Sure, but if a client asks what you're doing, and you suspect they're not clueful about the work, you'd tailor your reply to as close to plain English as possible. But when you're talking to experts you correctly use jargon to rapidly communicate actual information.
There's a big difference between the example you gave and "executive" speak. About 80% of the uses I see of "leverage" / "leveraged" / "leverages" are bullshit. Not just 'could be replaced by use / used / uses' bullshit, but 'if replaced becomes meaningless' bullshit. It's not that people do not understand business talk, it's that much of it is vacuous nonsense that carries no information once you've decoded it.
The underground grammarian has some stuff about this (http://www.sourcetext.com/grammarian/) (although I can't remember where) when he gives an example of a legal definition for a door. It's a long, technical definition, and it's hard to understand. It's the kind of thing that people often make fun of. But he points out the context (maybe legislation about fire exits?) and says that being exact is important, and in that case it's good that there's no ambiguity.
I've totally heard people rattling off jargon where it didn't add anything.
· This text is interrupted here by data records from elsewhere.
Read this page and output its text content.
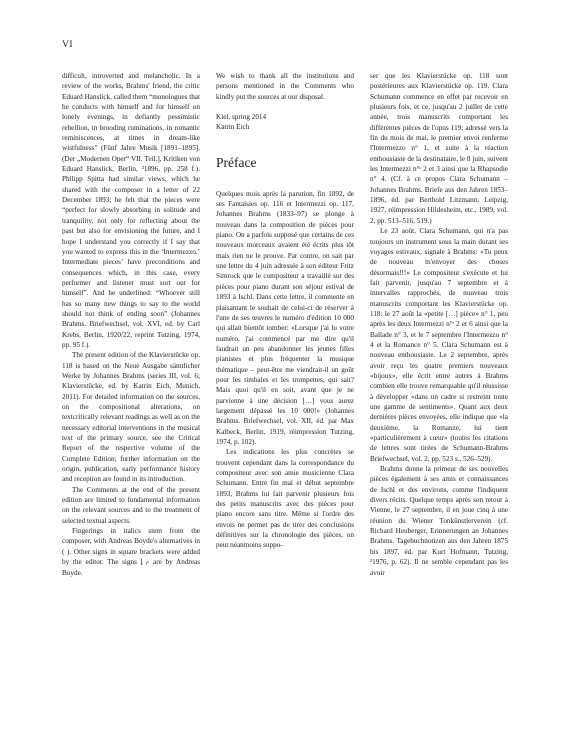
VI

difficult, introverted and melancholic. In a review of the works, Brahms' friend, the critic Eduard Hanslick, called them “monologues that he conducts with himself and for himself on lonely evenings, in defiantly pessimistic rebellion, in brooding ruminations, in romantic reminiscences, at times in dream-like wistfulness” (Fünf Jahre Musik [1891–1895]. (Der „Modernen Oper“ VII. Teil.], Kritiken von Eduard Hanslick, Berlin, ²1896, pp. 258 f.). Philipp Spitta had similar views, which he shared with the composer in a letter of 22 December 1893; he felt that the pieces were “perfect for slowly absorbing in solitude and tranquility, not only for reflecting about the past but also for envisioning the future, and I hope I understand you correctly if I say that you wanted to express this in the ‘Intermezzo.’ Intermediate pieces’ have preconditions and consequences which, in this case, every performer and listener must sort out for himself”. And he underlined: “Whoever still has so many new things to say to the world should not think of ending soon” (Johannes Brahms. Briefwechsel, vol. XVI, ed. by Carl Krebs, Berlin, 1920/22, reprint Tutzing, 1974, pp. 95 f.).

The present edition of the Klavierstücke op. 118 is based on the Neue Ausgabe sämtlicher Werke by Johannes Brahms (series III, vol. 6; Klavierstücke, ed. by Katrin Eich, Munich, 2011). For detailed information on the sources, on the compositional alterations, on textcritically relevant readings as well as on the necessary editorial interventions in the musical text of the primary source, see the Critical Report of the respective volume of the Complete Edition; further information on the origin, publication, early performance history and reception are found in its introduction.

The Comments at the end of the present edition are limited to fundamental information on the relevant sources and to the treatment of selected textual aspects.

Fingerings in italics stem from the composer, with Andreas Boyde's alternatives in ( ). Other signs in square brackets were added by the editor. The signs ⌊⌌ are by Andreas Boyde.

We wish to thank all the institutions and persons mentioned in the Comments who kindly put the sources at our disposal.

Kiel, spring 2014

Katrin Eich

Préface

Quelques mois après la parution, fin 1892, de ses Fantaisies op. 116 et Intermezzi op. 117, Johannes Brahms (1833–97) se plonge à nouveau dans la composition de pièces pour piano. On a parfois supposé que certains de ces nouveaux morceaux avaient été écrits plus tôt mais rien ne le prouve. Par contre, on sait par une lettre du 4 juin adressée à son éditeur Fritz Simrock que le compositeur a travaillé sur des pièces pour piano durant son séjour estival de 1893 à Ischl. Dans cette lettre, il commente en plaisantant le souhait de celui-ci de réserver à l'une de ses œuvres le numéro d'édition 10 000 qui allait bientôt tomber: «Lorsque j'ai lu votre numéro, j'ai commencé par me dire qu'il faudrait un peu abandonner les jeunes filles pianistes et plus fréquenter la musique thématique – peut-être me viendrait-il un goût pour les timbales et les trompettes, qui sait? Mais quoi qu'il en soit, avant que je ne parvienne à une décision […] vous aurez largement dépassé les 10 000!» (Johannes Brahms. Briefwechsel, vol. XII, éd. par Max Kalbeck, Berlin, 1919, réimpression Tutzing, 1974, p. 102).

Les indications les plus concrètes se trouvent cependant dans la correspondance du compositeur avec son amie musicienne Clara Schumann. Entre fin mai et début septembre 1893, Brahms lui fait parvenir plusieurs fois des petits manuscrits avec des pièces pour piano encore sans titre. Même si l'ordre des envois ne permet pas de tirer des conclusions définitives sur la chronologie des pièces, on peut néanmoins suppo-

ser que les Klavierstücke op. 118 sont postérieures aux Klavierstücke op. 119. Clara Schumann commence en effet par recevoir en plusieurs fois, et ce, jusqu'au 2 juillet de cette année, trois manuscrits comportant les différentes pièces de l'opus 119; adressé vers la fin du mois de mai, le premier envoi renferme l'Intermezzo n° 1, et suite à la réaction enthousiaste de la destinataire, le 8 juin, suivent les Intermezzi n°ˢ 2 et 3 ainsi que la Rhapsodie n° 4. (Cf. à ce propos Clara Schumann – Johannes Brahms. Briefe aus den Jahren 1853–1896, éd. par Berthold Litzmann, Leipzig, 1927, réimpression Hildesheim, etc., 1989, vol. 2, pp. 513–516, 519.)

Le 23 août, Clara Schumann, qui n'a pas toujours un instrument sous la main durant ses voyages estivaux, signale à Brahms: «Tu peux de nouveau m'envoyer des choses désormais!!!» Le compositeur s'exécute et lui fait parvenir, jusqu'au 7 septembre et à intervalles rapprochés, de nouveau trois manuscrits comportant les Klavierstücke op. 118: le 27 août la «petite […] pièce» n° 1, peu après les deux Intermezzi n°ˢ 2 et 6 ainsi que la Ballade n° 3, et le 7 septembre l'Intermezzo n° 4 et la Romance n° 5. Clara Schumann est à nouveau enthousiaste. Le 2 septembre, après avoir reçu les quatre premiers nouveaux «bijoux», elle écrit entre autres à Brahms combien elle trouve remarquable qu'il réussisse à développer «dans un cadre si restreint toute une gamme de sentiments». Quant aux deux dernières pièces envoyées, elle indique que «la deuxième, la Romanze, lui tient «particulièrement à cœur» (toutes les citations de lettres sont tirées de Schumann-Brahms Briefwechsel, vol. 2, pp. 523 s., 526–529).

Brahms donne la primeur de ses nouvelles pièces également à ses amis et connaissances de Ischl et des environs, comme l'indiquent divers récits. Quelque temps après son retour à Vienne, le 27 septembre, il en joue cinq à une réunion du Wiener Tonkünstlerverein (cf. Richard Heuberger, Erinnerungen an Johannes Brahms. Tagebuchnotizen aus den Jahren 1875 bis 1897, éd. par Kurt Hofmann, Tutzing, ²1976, p. 62). Il ne semble cependant pas les avoir
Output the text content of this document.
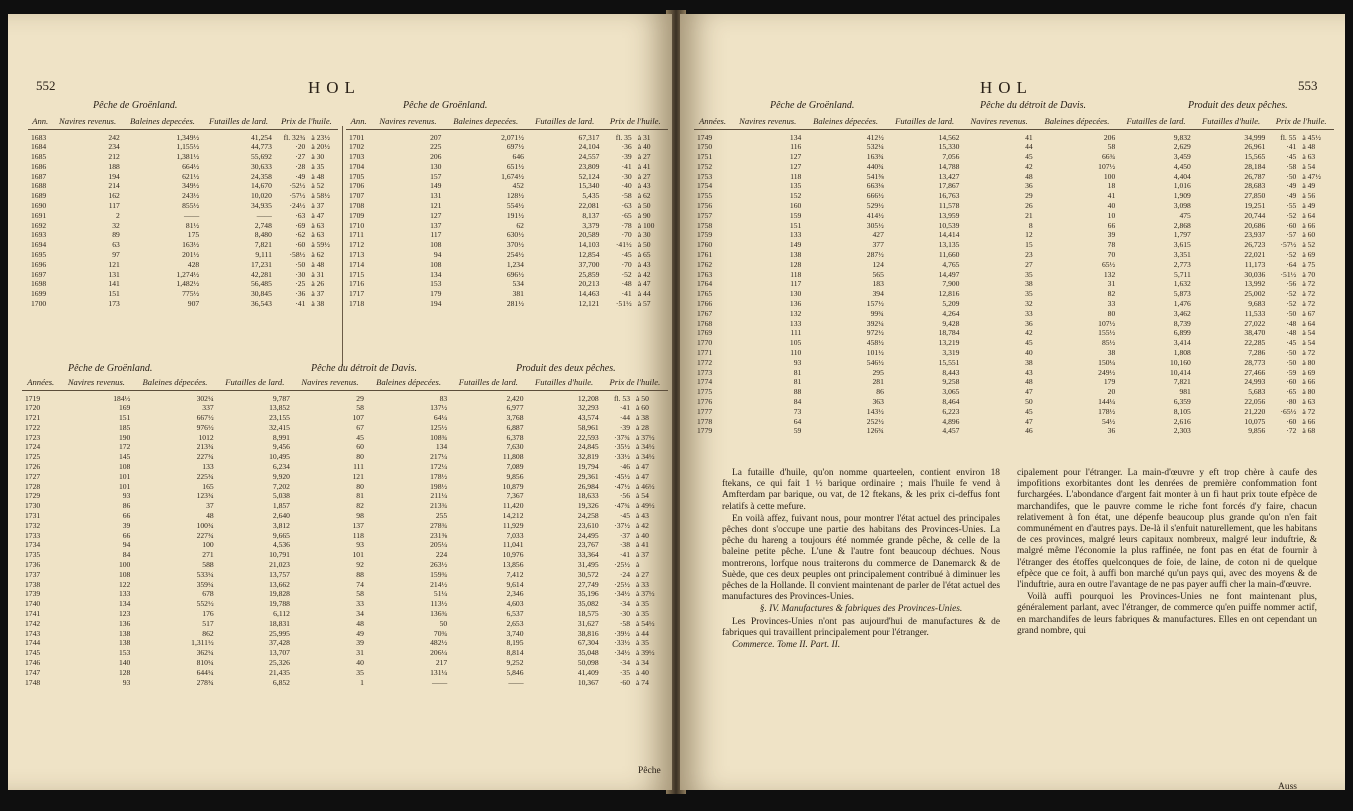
552	HOL
Pêche de Groënland.	Pêche de Groënland.
Ann.	Navires revenus.	Baleines depecées.	Futailles de lard.	Prix de l'huile.	
1683	242	1,349½	41,254	fl. 32¾	à 23½
1684	234	1,155½	44,773	·20	à 20½
1685	212	1,381½	55,692	·27	à 30
1686	188	664½	30,633	·28	à 35
1687	194	621½	24,358	·49	à 48
1688	214	349½	14,670	·52½	à 52
1689	162	243½	10,020	·57½	à 58½
1690	117	855½	34,935	·24½	à 37
1691	2	——	——	·63	à 47
1692	32	81½	2,748	·69	à 63
1693	89	175	8,480	·62	à 63
1694	63	163½	7,821	·60	à 59½
1695	97	201½	9,111	·58½	à 62
1696	121	428	17,231	·50	à 48
1697	131	1,274½	42,281	·30	à 31
1698	141	1,482½	56,485	·25	à 26
1699	151	775½	30,845	·36	à 37
1700	173	907	36,543	·41	à 38
Ann.	Navires revenus.	Baleines depecées.	Futailles de lard.	Prix de l'huile.	
1701	207	2,071½	67,317	fl. 35	à 31
1702	225	697½	24,104	·36	à 40
1703	206	646	24,557	·39	à 27
1704	130	651½	23,809	·41	à 41
1705	157	1,674½	52,124	·30	à 27
1706	149	452	15,340	·40	à 43
1707	131	128½	5,435	·58	à 62
1708	121	554½	22,081	·63	à 50
1709	127	191½	8,137	·65	à 90
1710	137	62	3,379	·78	à 100
1711	117	630½	20,589	·70	à 30
1712	108	370½	14,103	·41½	à 50
1713	94	254½	12,854	·45	à 65
1714	108	1,234	37,700	·70	à 43
1715	134	696½	25,859	·52	à 42
1716	153	534	20,213	·48	à 47
1717	179	381	14,463	·41	à 44
1718	194	281½	12,121	·51½	à 57
Pêche de Groënland.	Pêche du détroit de Davis.	Produit des deux pêches.
Années.	Navires revenus.	Baleines dépecées.	Futailles de lard.	Navires revenus.	Baleines dépecées.	Futailles de lard.	Futailles d'huile.	Prix de l'huile.	
1719	184½	302¼	9,787	29	83	2,420	12,208	fl. 53	à 50
1720	169	337	13,852	58	137½	6,977	32,293	·41	à 60
1721	151	667½	23,155	107	64¼	3,768	43,574	·44	à 38
1722	185	976½	32,415	67	125½	6,887	58,961	·39	à 28
1723	190	1012	8,991	45	108¾	6,378	22,593	·37¾	à 37½
1724	172	213¾	9,456	60	134	7,630	24,845	·35½	à 34½
1725	145	227¾	10,495	80	217¼	11,808	32,819	·33½	à 34½
1726	108	133	6,234	111	172¼	7,089	19,794	·46	à 47
1727	101	225¾	9,920	121	178½	9,856	29,361	·45½	à 47
1728	101	165	7,202	80	198½	10,879	26,984	·47½	à 46½
1729	93	123¾	5,038	81	211¼	7,367	18,633	·56	à 54
1730	86	37	1,857	82	213¾	11,420	19,326	·47¾	à 49½
1731	66	48	2,640	98	255	14,212	24,258	·45	à 43
1732	39	100¾	3,812	137	278¾	11,929	23,610	·37½	à 42
1733	66	227¾	9,665	118	231⅜	7,033	24,495	·37	à 40
1734	94	100	4,536	93	205¼	11,041	23,767	·38	à 41
1735	84	271	10,791	101	224	10,976	33,364	·41	à 37
1736	100	588	21,023	92	263½	13,856	31,495	·25½	à
1737	108	533¼	13,757	88	159¾	7,412	30,572	·24	à 27
1738	122	359¼	13,662	74	214½	9,614	27,749	·25½	à 33
1739	133	678	19,828	58	51¼	2,346	35,196	·34½	à 37½
1740	134	552½	19,788	33	113½	4,603	35,082	·34	à 35
1741	123	176	6,112	34	136¾	6,537	18,575	·30	à 35
1742	136	517	18,831	48	50	2,653	31,627	·58	à 54½
1743	138	862	25,995	49	70¾	3,740	38,816	·39½	à 44
1744	138	1,311½	37,428	39	482½	8,195	67,304	·33½	à 35
1745	153	362¼	13,707	31	206¼	8,814	35,048	·34½	à 39½
1746	140	810¼	25,326	40	217	9,252	50,098	·34	à 34
1747	128	644¼	21,435	35	131¼	5,846	41,409	·35	à 40
1748	93	278¾	6,852	1	——	——	10,367	·60	à 74
Pêche
HOL	553
Pêche de Groënland.	Pêche du détroit de Davis.	Produit des deux pêches.
Années.	Navires revenus.	Baleines dépecées.	Futailles de lard.	Navires revenus.	Baleines dépecées.	Futailles de lard.	Futailles d'huile.	Prix de l'huile.	
1749	134	412½	14,562	41	206	9,832	34,999	fl. 55	à 45½
1750	116	532¼	15,330	44	58	2,629	26,961	·41	à 48
1751	127	163¾	7,056	45	66¾	3,459	15,565	·45	à 63
1752	127	440¾	14,788	42	107½	4,450	28,184	·58	à 54
1753	118	541⅜	13,427	48	100	4,404	26,787	·50	à 47½
1754	135	663⅛	17,867	36	18	1,016	28,683	·49	à 49
1755	152	666½	16,763	29	41	1,909	27,850	·49	à 56
1756	160	529½	11,578	26	40	3,098	19,251	·55	à 49
1757	159	414½	13,959	21	10	475	20,744	·52	à 64
1758	151	305½	10,539	8	66	2,868	20,686	·60	à 66
1759	133	427	14,414	12	39	1,797	23,937	·57	à 60
1760	149	377	13,135	15	78	3,615	26,723	·57½	à 52
1761	138	287½	11,660	23	70	3,351	22,021	·52	à 69
1762	128	124	4,765	27	65½	2,773	11,173	·64	à 75
1763	118	565	14,497	35	132	5,711	30,036	·51½	à 70
1764	117	183	7,900	38	31	1,632	13,992	·56	à 72
1765	130	394	12,816	35	82	5,873	25,002	·52	à 72
1766	136	157½	5,209	32	33	1,476	9,683	·52	à 72
1767	132	99¾	4,264	33	80	3,462	11,533	·50	à 67
1768	133	392¼	9,428	36	107½	8,739	27,022	·48	à 64
1769	111	972½	18,784	42	155½	6,899	38,470	·48	à 54
1770	105	458½	13,219	45	85½	3,414	22,285	·45	à 54
1771	110	101½	3,319	40	38	1,808	7,286	·50	à 72
1772	93	546½	15,551	38	150¼	10,160	28,773	·50	à 80
1773	81	295	8,443	43	249½	10,414	27,466	·59	à 69
1774	81	281	9,258	48	179	7,821	24,993	·60	à 66
1775	88	86	3,065	47	20	981	5,683	·65	à 80
1776	84	363	8,464	50	144¼	6,359	22,056	·80	à 63
1777	73	143½	6,223	45	178½	8,105	21,220	·65½	à 72
1778	64	252½	4,896	47	54½	2,616	10,075	·60	à 66
1779	59	126¾	4,457	46	36	2,303	9,856	·72	à 68

La futaille d'huile, qu'on nomme quarteelen, contient environ 18 ftekans, ce qui fait 1 ½ barique ordinaire ; mais l'huile fe vend à Amfterdam par barique, ou vat, de 12 ftekans, & les prix ci-deffus font relatifs à cette mefure.

En voilà affez, fuivant nous, pour montrer l'état actuel des principales pêches dont s'occupe une partie des habitans des Provinces-Unies. La pêche du hareng a toujours été nommée grande pêche, & celle de la baleine petite pêche. L'une & l'autre font beaucoup déchues. Nous montrerons, lorfque nous traiterons du commerce de Danemarck & de Suède, que ces deux peuples ont principalement contribué à diminuer les pêches de la Hollande. Il convient maintenant de parler de l'état actuel des manufactures des Provinces-Unies.

§. IV. Manufactures & fabriques des Provinces-Unies.

Les Provinces-Unies n'ont pas aujourd'hui de manufactures & de fabriques qui travaillent principalement pour l'étranger.

Commerce. Tome II. Part. II.

cipalement pour l'étranger. La main-d'œuvre y eft trop chère à caufe des impofitions exorbitantes dont les denrées de première confommation font furchargées. L'abondance d'argent fait monter à un fi haut prix toute efpèce de marchandifes, que le pauvre comme le riche font forcés d'y faire, chacun relativement à fon état, une dépenfe beaucoup plus grande qu'on n'en fait communément en d'autres pays. De-là il s'enfuit naturellement, que les habitans de ces provinces, malgré leurs capitaux nombreux, malgré leur induftrie, & malgré même l'économie la plus raffinée, ne font pas en état de fournir à l'étranger des étoffes quelconques de foie, de laine, de coton ni de quelque efpèce que ce foit, à auffi bon marché qu'un pays qui, avec des moyens & de l'induftrie, aura en outre l'avantage de ne pas payer auffi cher la main-d'œuvre.

Voilà auffi pourquoi les Provinces-Unies ne font maintenant plus, généralement parlant, avec l'étranger, de commerce qu'en puiffe nommer actif, en marchandifes de leurs fabriques & manufactures. Elles en ont cependant un grand nombre, qui

Auss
It didn't remove anything (save perhaps understanding by some within earshot), it's pointless complexity, and I'm a person who thinks pointless complexity should be eliminated.
If you didn't have intimate knowledge of modern web development, everything in that sentence could be a meaningless buzzword and you'd have no idea.
When I hear friends talk about a domain I have little experience in, I usually have little idea what they're saying.